The motto is: self-help is useful, but too much help, too much ambition can slow down or considerably limit the healing process. The duration of the hip prosthesis operation consists of or can be divided into: 1. the operation itself, in which the prosthesis is inserted, takes one to one and a half hours on average from the induction of anaesthesia to the closure of the wound and the discharge of the anaesthesia. 2. after the operation, the patient is treated on a normal ward for about 7-10 days, provided that no complications have occurred, whereby the length of stay can often vary due to the postoperative, individual course.

3) Directly after the hospital stay an outpatient or even further inpatient rehabilitation measure usually takes place, which on average lasts for a period of three to four weeks. After approx. 3 months, the artificial hip joint is usually completely healed and resilient again, so that no restrictions in everyday life are necessary.

  • Duration of the operation
  • Duration of hospital stay and
  • Duration of the rehabilitation phase afterwards.

In accordance with the prosthesis design, the hip prosthesis shafts anchor more strongly in the upper part of the prosthesis. The remaining part of the prosthesis also contributes to anchoring, but is not as decisive in percentage terms. In any case, it is important that the prosthesis stem is placed as close as possible to the hard part (compakta) of the tubular bone and is accepted by the patient’s own bone in the course of the weeks following the prosthesis operation.

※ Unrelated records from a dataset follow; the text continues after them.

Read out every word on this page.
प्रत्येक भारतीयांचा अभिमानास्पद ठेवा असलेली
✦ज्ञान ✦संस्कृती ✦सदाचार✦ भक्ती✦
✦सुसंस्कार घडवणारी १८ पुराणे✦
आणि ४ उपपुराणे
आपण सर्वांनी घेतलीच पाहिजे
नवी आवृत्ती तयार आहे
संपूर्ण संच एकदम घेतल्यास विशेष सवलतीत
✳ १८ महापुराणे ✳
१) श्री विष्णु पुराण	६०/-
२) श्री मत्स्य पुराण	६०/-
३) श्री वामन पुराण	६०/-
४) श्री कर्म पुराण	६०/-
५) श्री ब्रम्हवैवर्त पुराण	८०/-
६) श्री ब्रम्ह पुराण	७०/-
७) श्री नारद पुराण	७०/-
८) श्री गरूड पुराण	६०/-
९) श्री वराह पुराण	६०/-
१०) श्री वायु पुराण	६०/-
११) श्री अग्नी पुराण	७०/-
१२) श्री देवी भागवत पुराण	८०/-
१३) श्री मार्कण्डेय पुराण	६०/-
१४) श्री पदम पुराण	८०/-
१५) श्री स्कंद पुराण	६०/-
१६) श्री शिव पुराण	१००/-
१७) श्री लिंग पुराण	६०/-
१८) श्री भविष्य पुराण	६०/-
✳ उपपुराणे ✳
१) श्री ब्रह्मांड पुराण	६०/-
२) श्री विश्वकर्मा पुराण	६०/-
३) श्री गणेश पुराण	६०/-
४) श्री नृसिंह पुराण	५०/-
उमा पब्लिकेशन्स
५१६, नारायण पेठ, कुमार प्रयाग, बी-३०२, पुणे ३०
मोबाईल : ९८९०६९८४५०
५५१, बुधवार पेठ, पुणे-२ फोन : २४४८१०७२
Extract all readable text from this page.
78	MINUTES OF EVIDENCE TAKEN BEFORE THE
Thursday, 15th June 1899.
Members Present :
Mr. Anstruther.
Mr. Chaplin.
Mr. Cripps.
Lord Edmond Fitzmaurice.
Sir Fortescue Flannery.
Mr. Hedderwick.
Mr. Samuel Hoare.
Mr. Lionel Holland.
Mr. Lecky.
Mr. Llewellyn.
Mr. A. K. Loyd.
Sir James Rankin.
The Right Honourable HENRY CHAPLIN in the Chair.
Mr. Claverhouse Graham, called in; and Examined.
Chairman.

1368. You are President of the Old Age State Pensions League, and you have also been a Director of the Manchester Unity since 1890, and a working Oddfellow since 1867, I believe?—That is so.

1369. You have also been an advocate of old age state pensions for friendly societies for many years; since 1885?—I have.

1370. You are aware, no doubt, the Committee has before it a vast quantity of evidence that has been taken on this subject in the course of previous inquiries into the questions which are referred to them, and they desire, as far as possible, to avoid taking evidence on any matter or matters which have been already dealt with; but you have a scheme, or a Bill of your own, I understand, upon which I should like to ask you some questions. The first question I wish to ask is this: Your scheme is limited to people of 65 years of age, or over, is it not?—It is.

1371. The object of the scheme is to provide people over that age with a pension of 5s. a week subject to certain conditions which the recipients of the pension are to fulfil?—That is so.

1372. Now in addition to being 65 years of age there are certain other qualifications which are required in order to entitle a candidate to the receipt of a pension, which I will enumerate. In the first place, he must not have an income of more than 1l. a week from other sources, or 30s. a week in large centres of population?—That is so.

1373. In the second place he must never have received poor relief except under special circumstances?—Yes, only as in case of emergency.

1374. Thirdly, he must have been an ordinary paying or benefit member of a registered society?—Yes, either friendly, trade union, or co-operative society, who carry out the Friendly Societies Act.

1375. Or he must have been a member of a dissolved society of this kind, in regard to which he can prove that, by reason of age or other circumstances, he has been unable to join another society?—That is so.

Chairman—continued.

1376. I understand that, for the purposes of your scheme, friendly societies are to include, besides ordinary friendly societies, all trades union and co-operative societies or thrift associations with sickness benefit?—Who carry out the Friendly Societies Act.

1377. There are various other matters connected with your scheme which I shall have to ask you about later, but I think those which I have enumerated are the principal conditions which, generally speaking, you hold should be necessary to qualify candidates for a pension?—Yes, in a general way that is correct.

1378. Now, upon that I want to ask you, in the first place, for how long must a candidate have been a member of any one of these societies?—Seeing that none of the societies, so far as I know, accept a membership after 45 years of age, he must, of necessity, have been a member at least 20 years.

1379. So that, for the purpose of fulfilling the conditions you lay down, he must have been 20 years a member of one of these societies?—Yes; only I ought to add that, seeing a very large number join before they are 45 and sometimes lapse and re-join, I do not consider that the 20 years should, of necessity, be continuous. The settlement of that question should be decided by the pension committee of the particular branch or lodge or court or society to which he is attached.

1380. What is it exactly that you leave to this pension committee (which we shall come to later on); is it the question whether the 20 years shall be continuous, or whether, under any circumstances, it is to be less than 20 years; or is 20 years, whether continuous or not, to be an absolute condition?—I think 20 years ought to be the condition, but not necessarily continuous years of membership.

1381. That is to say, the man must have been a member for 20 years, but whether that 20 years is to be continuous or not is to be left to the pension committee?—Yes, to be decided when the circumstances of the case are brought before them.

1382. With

This creates a biological-synthetic bond between the prosthesis and the bone, which remains stable for a lifetime. In particular, bacterial infection or abrasion particles of the sliding pairing of the femoral head with the acetabulum lead to a loosening of the hip prosthesis. With this type of prosthesis, the main part of the prosthesis anchorage is in the middle lower part of the prosthesis.

In percentage terms, the upper part of the stem only contributes less to anchoring in the upper shekel bone. This type of prosthesis is installed in smaller quantities than the type of prosthesis listed above. In the end, various influencing factors – such asB. Bone quality – a role in determining which type of anchorage should be selected.